È morto Renato Godio Renato Godio

Nel pomeriggio di sabato 8 ottobre 2022 è mancato Renato Godio. Aveva da poco compiuto 77 anni.

Noto per essere stato giornalista della Tgr Valle d’Aosta, narratore delle vicende della politica valdostana, che ha raccontato con competenza e garbo.

Però era un appassionato di sport e la sua carriera era iniziata nel settimanale Sports valdôtains. Era diventato giornalista professionista nel 1983. Prima ancora che fosse creata la sezione valdostana dell’Ussi (Unione stampa sportiva italiana) era stato l’organizzatore della decennale manifestazione Vota il campione, assieme a Paolo Sartore e Piercarlo Lunardi.

Dopo il pensionamento, ha lasciato il giornalismo (se non per far parte del collegio dei revisori dei conti dell’Ordine) e si è dedicato agli impegni sociali. È stato presidente del Lions Club Cervino e del Panathlon Club ma anche della Pro Loco e della Polisportiva di Montjovet, comune dove risiedeva.

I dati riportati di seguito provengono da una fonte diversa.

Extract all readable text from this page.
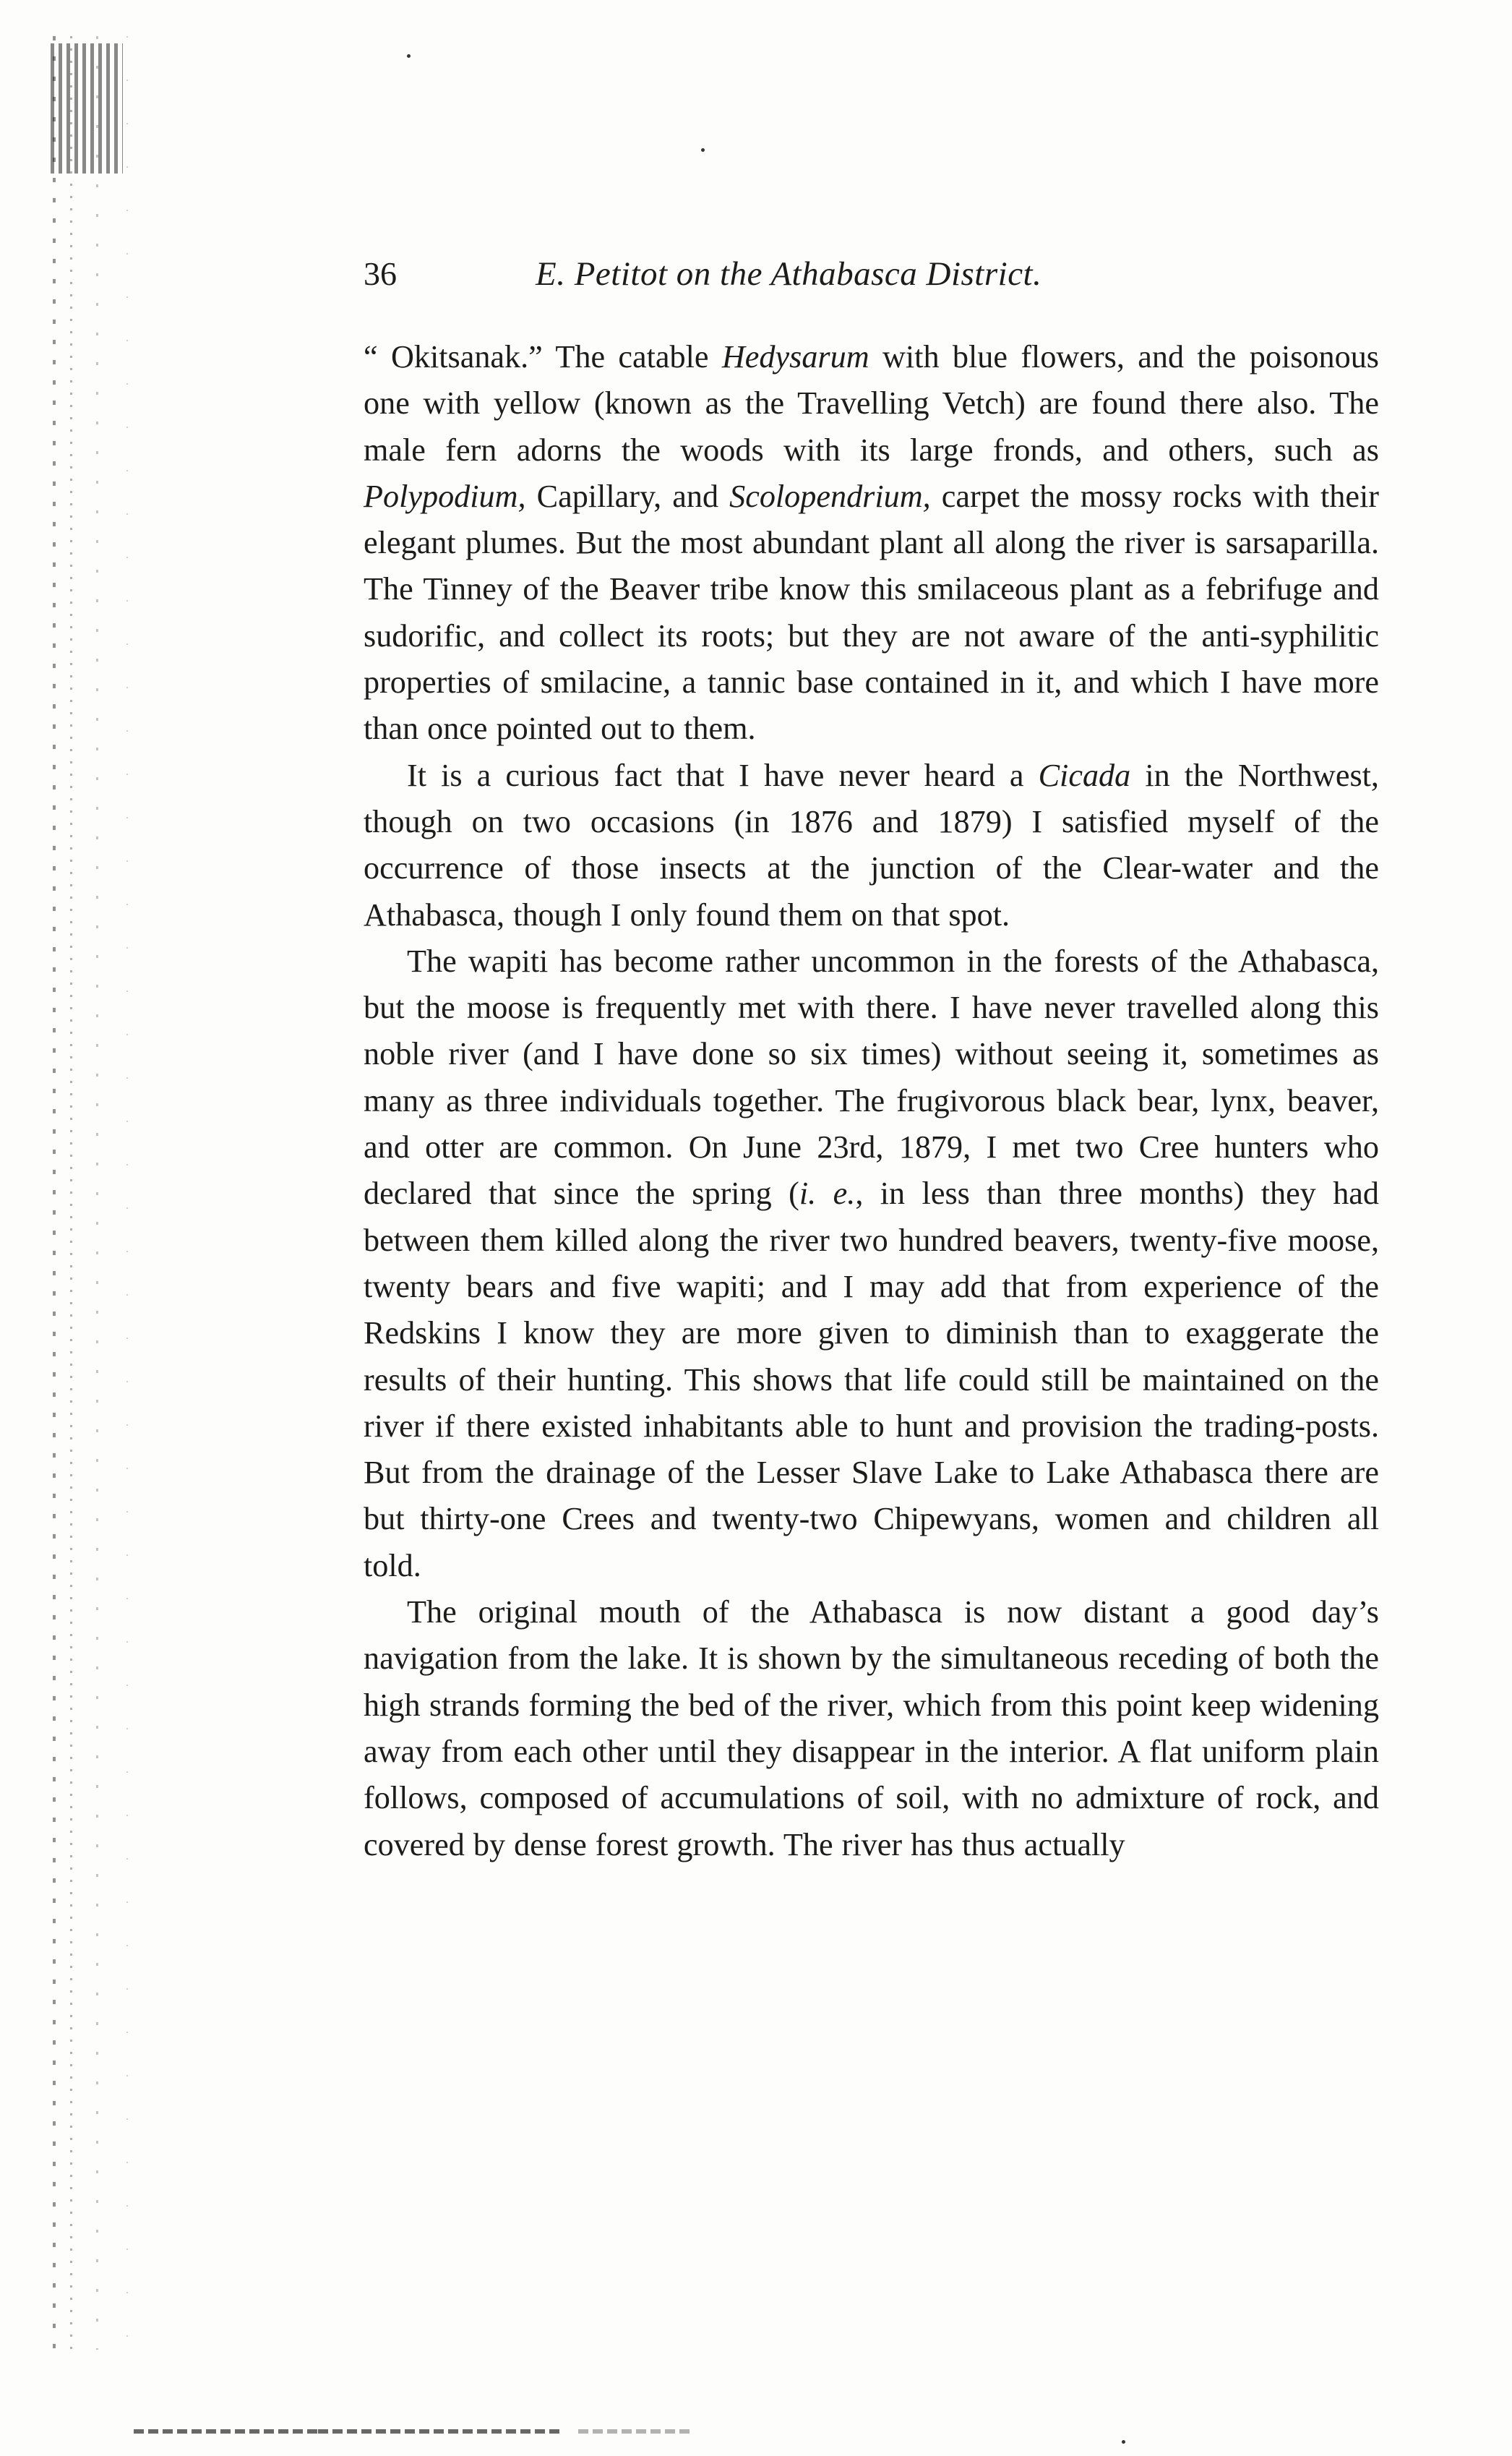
36	E. Petitot on the Athabasca District.

“ Okitsanak.” The catable Hedysarum with blue flowers, and the poisonous one with yellow (known as the Travelling Vetch) are found there also. The male fern adorns the woods with its large fronds, and others, such as Polypodium, Capillary, and Scolopendrium, carpet the mossy rocks with their elegant plumes. But the most abundant plant all along the river is sarsaparilla. The Tinney of the Beaver tribe know this smilaceous plant as a febrifuge and sudorific, and collect its roots; but they are not aware of the anti-syphilitic properties of smilacine, a tannic base contained in it, and which I have more than once pointed out to them.

It is a curious fact that I have never heard a Cicada in the Northwest, though on two occasions (in 1876 and 1879) I satisfied myself of the occurrence of those insects at the junction of the Clear-water and the Athabasca, though I only found them on that spot.

The wapiti has become rather uncommon in the forests of the Athabasca, but the moose is frequently met with there. I have never travelled along this noble river (and I have done so six times) without seeing it, sometimes as many as three individuals together. The frugivorous black bear, lynx, beaver, and otter are common. On June 23rd, 1879, I met two Cree hunters who declared that since the spring (i. e., in less than three months) they had between them killed along the river two hundred beavers, twenty-five moose, twenty bears and five wapiti; and I may add that from experience of the Redskins I know they are more given to diminish than to exaggerate the results of their hunting. This shows that life could still be maintained on the river if there existed inhabitants able to hunt and provision the trading-posts. But from the drainage of the Lesser Slave Lake to Lake Athabasca there are but thirty-one Crees and twenty-two Chipewyans, women and children all told.

The original mouth of the Athabasca is now distant a good day’s navigation from the lake. It is shown by the simultaneous receding of both the high strands forming the bed of the river, which from this point keep widening away from each other until they disappear in the interior. A flat uniform plain follows, composed of accumulations of soil, with no admixture of rock, and covered by dense forest growth. The river has thus actually
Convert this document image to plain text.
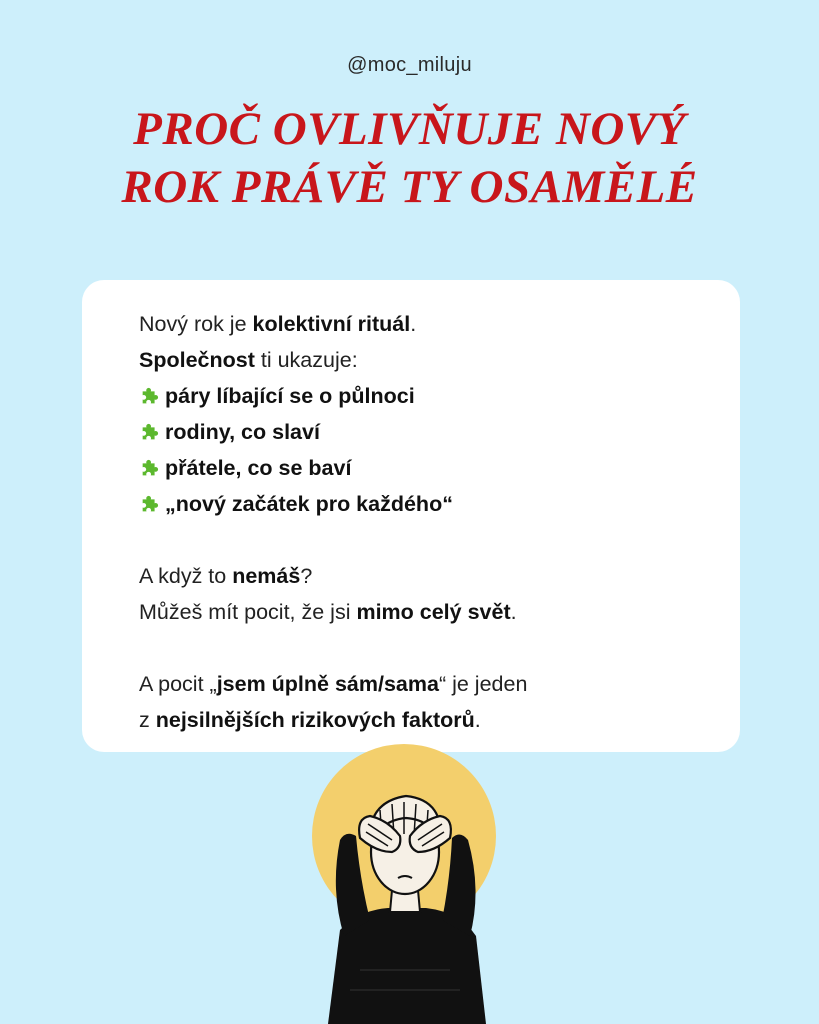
@moc_miluju
PROČ OVLIVŇUJE NOVÝ
ROK PRÁVĚ TY OSAMĚLÉ

Nový rok je kolektivní rituál.

Společnost ti ukazuje:

páry líbající se o půlnoci

rodiny, co slaví

přátele, co se baví

„nový začátek pro každého“

A když to nemáš?

Můžeš mít pocit, že jsi mimo celý svět.

A pocit „jsem úplně sám/sama“ je jeden

z nejsilnějších rizikových faktorů.
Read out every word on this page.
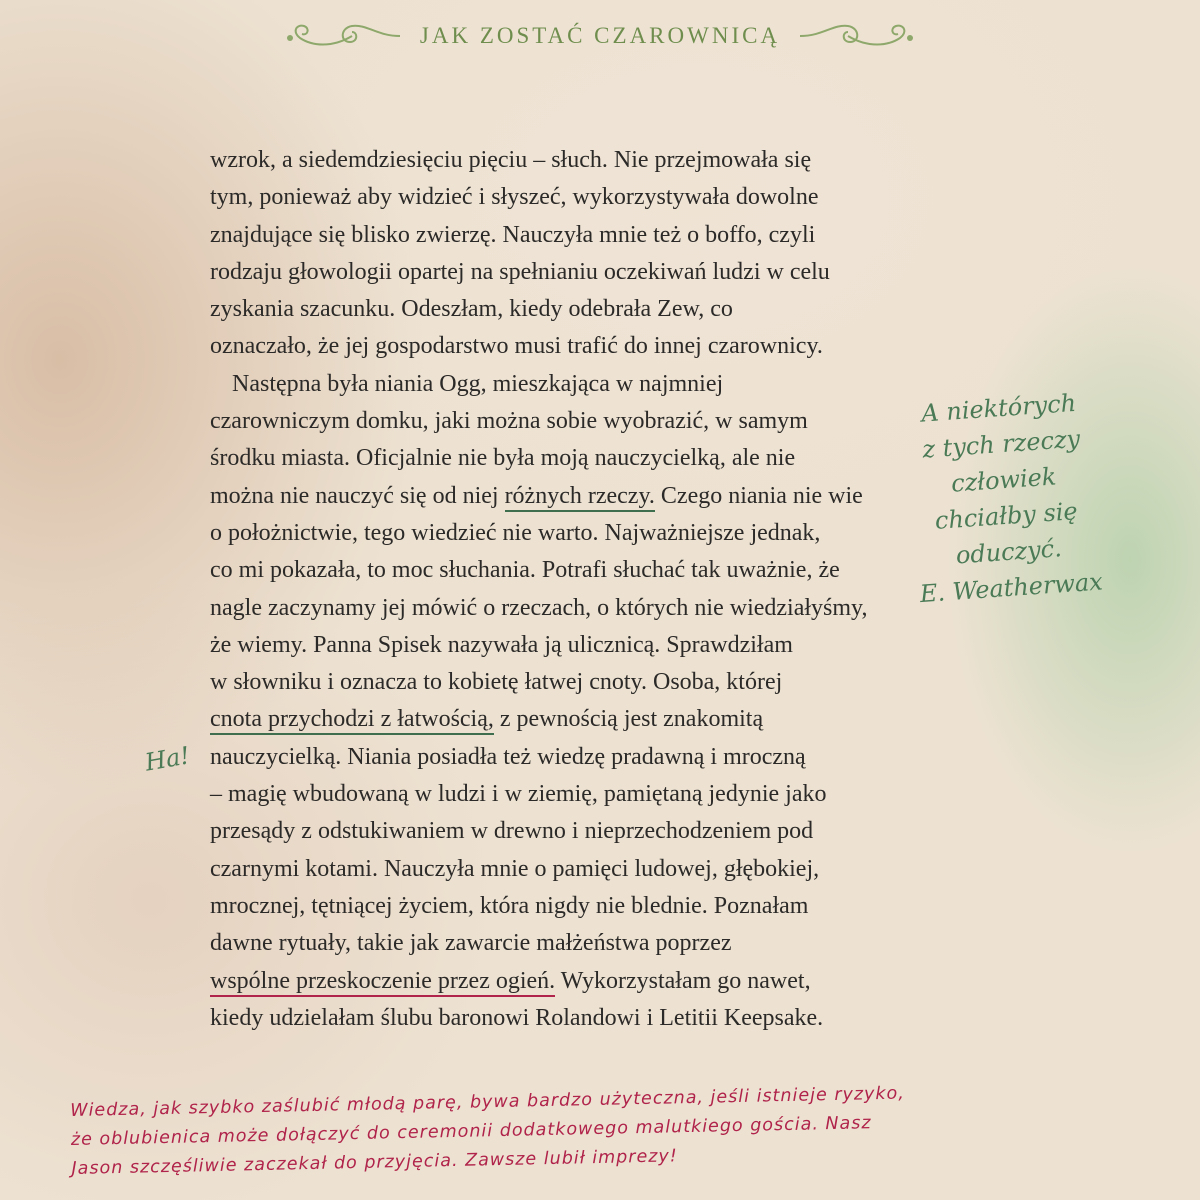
JAK ZOSTAĆ CZAROWNICĄ
wzrok, a siedemdziesięciu pięciu – słuch. Nie przejmowała się
tym, ponieważ aby widzieć i słyszeć, wykorzystywała dowolne
znajdujące się blisko zwierzę. Nauczyła mnie też o boffo, czyli
rodzaju głowologii opartej na spełnianiu oczekiwań ludzi w celu
zyskania szacunku. Odeszłam, kiedy odebrała Zew, co
oznaczało, że jej gospodarstwo musi trafić do innej czarownicy.
Następna była niania Ogg, mieszkająca w najmniej
czarowniczym domku, jaki można sobie wyobrazić, w samym
środku miasta. Oficjalnie nie była moją nauczycielką, ale nie
można nie nauczyć się od niej różnych rzeczy. Czego niania nie wie
o położnictwie, tego wiedzieć nie warto. Najważniejsze jednak,
co mi pokazała, to moc słuchania. Potrafi słuchać tak uważnie, że
nagle zaczynamy jej mówić o rzeczach, o których nie wiedziałyśmy,
że wiemy. Panna Spisek nazywała ją ulicznicą. Sprawdziłam
w słowniku i oznacza to kobietę łatwej cnoty. Osoba, której
cnota przychodzi z łatwością, z pewnością jest znakomitą
nauczycielką. Niania posiadła też wiedzę pradawną i mroczną
– magię wbudowaną w ludzi i w ziemię, pamiętaną jedynie jako
przesądy z odstukiwaniem w drewno i nieprzechodzeniem pod
czarnymi kotami. Nauczyła mnie o pamięci ludowej, głębokiej,
mrocznej, tętniącej życiem, która nigdy nie blednie. Poznałam
dawne rytuały, takie jak zawarcie małżeństwa poprzez
wspólne przeskoczenie przez ogień. Wykorzystałam go nawet,
kiedy udzielałam ślubu baronowi Rolandowi i Letitii Keepsake.
A niektórych
z tych rzeczy
człowiek
chciałby się
oduczyć.
E. Weatherwax
Ha!
Wiedza, jak szybko zaślubić młodą parę, bywa bardzo użyteczna, jeśli istnieje ryzyko,
że oblubienica może dołączyć do ceremonii dodatkowego malutkiego gościa. Nasz
Jason szczęśliwie zaczekał do przyjęcia. Zawsze lubił imprezy!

Lascia la moglie Alida e i due figli Massimiliano e Chantal. I funerali saranno celebrati nella chiesa parrocchiale di Montjovet lunedì 10 ottobre, con partenza dalla sua residenza, alle ore 14.30.

Il ricordo dei colleghi

Carlo Gobbo lo ricorda con queste parole: «Con Renato ho condiviso tanti anni di lavoro in Rai, ad Aosta. La nostra passione era lo sport, naturalmente, ma Renato era diventato il riferimento per gli approfondimenti politici ed era sempre presente nei Consigli regionali. La pallavolo aveva scandito la sua gioventù: prima come giocatore quindi da dirigente. In Rai seguiva soprattutto l’Aosta Calcio e i suoi resoconti erano precisi e puntuali. Un giornalista con la schiena diritta ed un bravo Panathleta. Era stato presidente del Panathlon Valle d’Aosta per due mandati, contribuendo alla diffusione dei principi panathletici con una serie di iniziative di grande valenza. Animatore nella Crotta di Chiantaretto, durante la Fiera di Sant’Orso, aveva la capacità di trascinare la compagnia con semplice e genuino entusiasmo. L’altra sua passione era la collezione di giornali: possedeva tutti i numeri di Sports valdôtains e della Domenica del Corriere. Ricordo che, a Milano, quando ero andato a lavorare per Eurosport, riuscii a trovargli un paio di numeri della Domenica che gli mancavano. Ciao Renato».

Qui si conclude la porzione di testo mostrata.